An earlier question on pesto gave two invented answers. Another is
Gentleman's Relish, an anchovy flavoured spread that used the mock Latin description 'Patum Peperium,' (also the title of its website) hence patum, and patulum. And yet another invented name could have been added from tapenade, the olive paste from SE France whose root is tapet, tapetia, a carpet, a covering (fr, Greek).
There is also salsa, salsorum, salted foods (Plautus): genuine Latin.
Then there are two spreads: pastes, patées eaten with bread which may be sweet or savoury. Pulmentum seems to be the most appropriate.
pulmentārĭum, ĭi, n. L&S
also pulmentum, i, n. contr. from pulpamentum, from pulpa.
Any thing eaten with bread, a relish (fruit, salt, mustard, etc.)
crĕmor, ōris, m. (kindr. with cremo, (1)) the thick juice obtained from animal or vegetable substances, broth, purée
The most successful spread with an invented Latin name is Margarine, (culinarylore.com)

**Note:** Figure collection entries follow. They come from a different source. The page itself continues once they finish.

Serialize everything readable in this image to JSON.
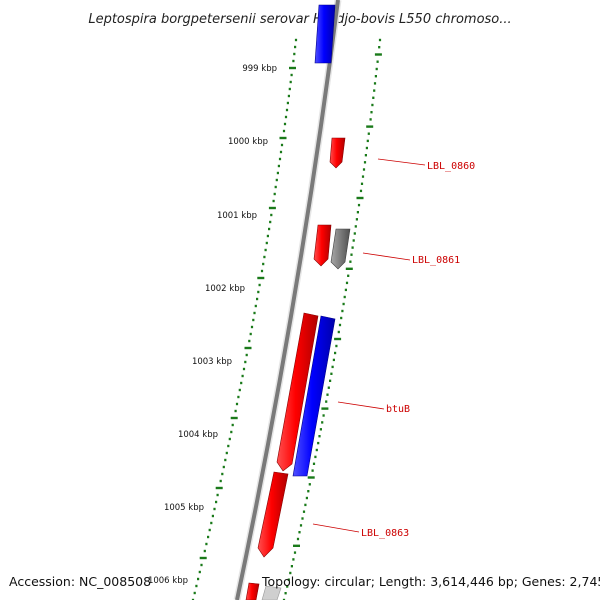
{
  "title": "Leptospira borgpetersenii serovar Hardjo-bovis L550 chromoso...",
  "footer": {
    "accession": "Accession: NC_008508",
    "topology": "Topology: circular; Length: 3,614,446 bp; Genes: 2,745"
  },
  "colors": {
    "forward_gene": "#ff0000",
    "reverse_gene": "#0000ff",
    "other_gene": "#808080",
    "ruler_ticks": "#1a7a1a",
    "backbone": "#7a7a7a",
    "gene_label": "#cc0000"
  },
  "ruler": {
    "kbp_labels": [
      "999 kbp",
      "1000 kbp",
      "1001 kbp",
      "1002 kbp",
      "1003 kbp",
      "1004 kbp",
      "1005 kbp",
      "1006 kbp"
    ]
  },
  "gene_labels": [
    "LBL_0860",
    "LBL_0861",
    "btuB",
    "LBL_0863"
  ]
}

Margarine was invented in France by Hippolyte Mège-Mouriès in 1869, during the Franco-Prussian wars. He invented it in response to a competitive challenge from the French government under Napoleon III. His product was pale yellow and had a pleasant buttery smell; it was cheaper than butter and lasted longer (It was a manufactured from beef fat)
The name, based on the Latin word for 'pearl,' comes from the small glistening droplets which appeared during the first successful experiments.
[Mège-Mouriès might easily have chosen to derive the name from lino, linere, to smear or daub; and oleum, olive oil, grease. But fortunately, five years earlier that name had been taken, though not registered,...
Linoleum was invented by an Englishman Frederick Walton in 1855; from 1864 he called it Linoleum, which he derived from the Latin words "linum" (flax) and "oleum" (oil).]